C’est une estimation théorique de la puissance disponible dans les mois à venir, si ces réacteurs sont en mesure de redémarrer.

3. Pénurie : les signaux de l'Allemagne

Les prix de l’électricité en Allemagne aujourd’hui

Ce tableau donne les prix du marché de l’électricité avec les prix allemand au 6 septembre (pour comparaison) et au 14 septembre. 

Source : energyscan.engie.com

En Allemagne les prix sont aussi très élevés, mais la bonne nouvelle de la semaine prochaine ce confirme, les CAL+1 continue à baisser.

Exports de gaz russe vers l’Allemagne 

Et, les exports de gaz russe sont toujours à zéro !

Ce graphique montre le niveau des exports de gaz de la Russie vers l’Allemagne sur les années 2016-2021 et l’état actuel des exports pour l’année en cours.

Source : energyscan.engie.com

Exports de gaz norvégiens vers l’Allemagne 

Une majorité du gaz arrivant en Allemagne vient actuellement de Norvège

Ce graphique montre le niveau des exports de gaz de la Norvège vers l’Allemagne sur les années 2016-2021 et l’état actuel des exports pour l’année en cours.

Source : energyscan.engie.com

4. Les réserves/stocks

Stocks de gaz en Europe 

Ce graphique montre le niveau des stocks de gaz en Europe sur les années 2015-2021 et l’état actuel, au 14 septembre, des stocks pour l’année en cours.

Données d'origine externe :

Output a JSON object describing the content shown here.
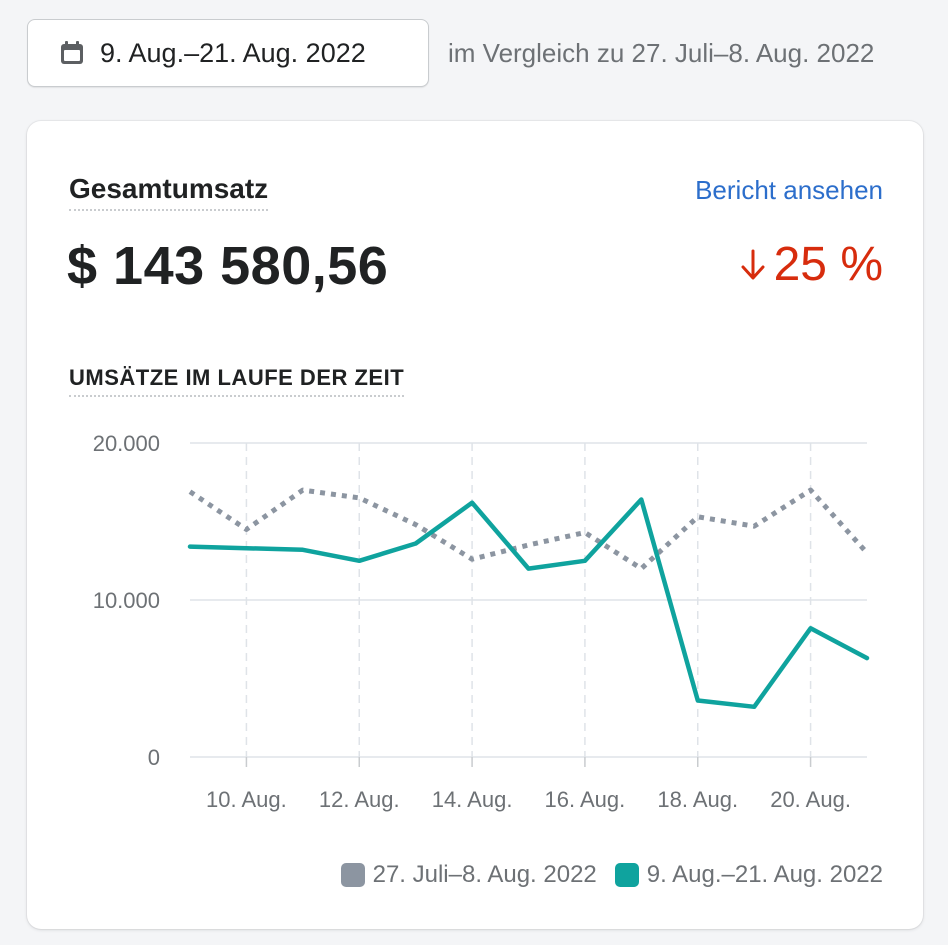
{
  "date_range": {
    "label": "9. Aug.–21. Aug. 2022",
    "icon": "calendar-icon"
  },
  "comparison_text": "im Vergleich zu 27. Juli–8. Aug. 2022",
  "card": {
    "metric_title": "Gesamtumsatz",
    "report_link": "Bericht ansehen",
    "total_value": "$ 143 580,56",
    "change_percent": "25 %",
    "change_direction": "down",
    "chart_title": "UMSÄTZE IM LAUFE DER ZEIT"
  },
  "colors": {
    "current": "#0fa39e",
    "previous": "#8c95a1",
    "negative": "#d72c0d",
    "link": "#2c6ecb"
  },
  "chart_data": {
    "type": "line",
    "title": "UMSÄTZE IM LAUFE DER ZEIT",
    "x": [
      "9",
      "10",
      "11",
      "12",
      "13",
      "14",
      "15",
      "16",
      "17",
      "18",
      "19",
      "20",
      "21"
    ],
    "x_tick_labels": [
      "10. Aug.",
      "12. Aug.",
      "14. Aug.",
      "16. Aug.",
      "18. Aug.",
      "20. Aug."
    ],
    "y_tick_labels": [
      "20.000",
      "10.000",
      "0"
    ],
    "ylim": [
      0,
      20000
    ],
    "grid": true,
    "legend_position": "bottom-right",
    "series": [
      {
        "name": "27. Juli–8. Aug. 2022",
        "style": "dotted",
        "values": [
          16900,
          14500,
          17000,
          16500,
          14800,
          12600,
          13500,
          14300,
          12000,
          15300,
          14700,
          17000,
          13000
        ]
      },
      {
        "name": "9. Aug.–21. Aug. 2022",
        "style": "solid",
        "values": [
          13400,
          13300,
          13200,
          12500,
          13600,
          16200,
          12000,
          12500,
          16400,
          3600,
          3200,
          8200,
          6300
        ]
      }
    ]
  }
}
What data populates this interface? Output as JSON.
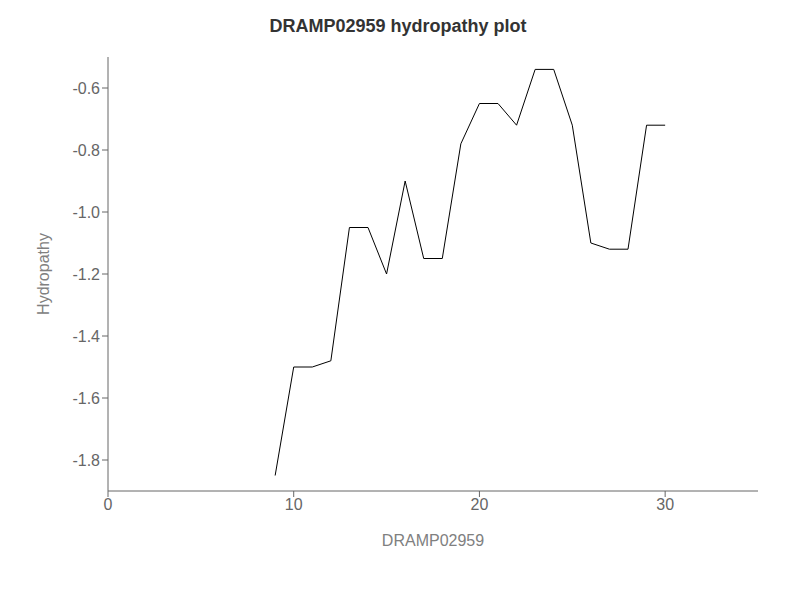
{
  "chart_data": {
    "type": "line",
    "title": "DRAMP02959 hydropathy plot",
    "xlabel": "DRAMP02959",
    "ylabel": "Hydropathy",
    "x": [
      9,
      10,
      11,
      12,
      13,
      14,
      15,
      16,
      17,
      18,
      19,
      20,
      21,
      22,
      23,
      24,
      25,
      26,
      27,
      28,
      29,
      30
    ],
    "values": [
      -1.85,
      -1.5,
      -1.5,
      -1.48,
      -1.05,
      -1.05,
      -1.2,
      -0.9,
      -1.15,
      -1.15,
      -0.78,
      -0.65,
      -0.65,
      -0.72,
      -0.54,
      -0.54,
      -0.72,
      -1.1,
      -1.12,
      -1.12,
      -0.72,
      -0.72
    ],
    "color": "#000000",
    "xlim": [
      0,
      35
    ],
    "ylim": [
      -1.9,
      -0.5
    ],
    "xticks": [
      0,
      10,
      20,
      30
    ],
    "yticks": [
      -1.8,
      -1.6,
      -1.4,
      -1.2,
      {
        "value": -1,
        "label": "-1.0"
      },
      -0.8,
      -0.6
    ],
    "grid": false
  }
}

Même commentaire que la semaine passée, nous pouvons voir que les réserves de stock de gaz en Europe continuent à augmenter, ainsi que le taux de croissance (YoY surplus) : c’est une bonne nouvelle.

Source : energyscan.engie.com

La tendance pour nos deux grands voisins (France et Allemagne) suit la même tendance.

Stocks de gaz en France

Ce graphique montre le niveau des stocks de gaz en France sur les années 2017-2021 et l’état actuel, au 14 septembre, des stocks pour l’année en cours qui augmentent encore.

Source : energyscan.engie.com

Imports de gaz liquéfié (LNG) de la France 

Ce graphique montre le niveau des imports de gaz liquéfié de la France sur les années 2014-2020 et l’état actuel des exports pour l’année en cours.

Source : energyscan.engie.com

Les hubs de gaz liquéfié tournent très bien et que le niveau est largement supérieur aux années précédentes.

Stocks de gaz en Allemagne 

Ce graphique montre le niveau des stocks de gaz en Allemagne sur les années 2017-2021 et l’état actuel, au 14 septembre, des stocks pour l’année en cours.

Source : energyscan.engie.com

On s’approche des stocks les plus élevés historiques.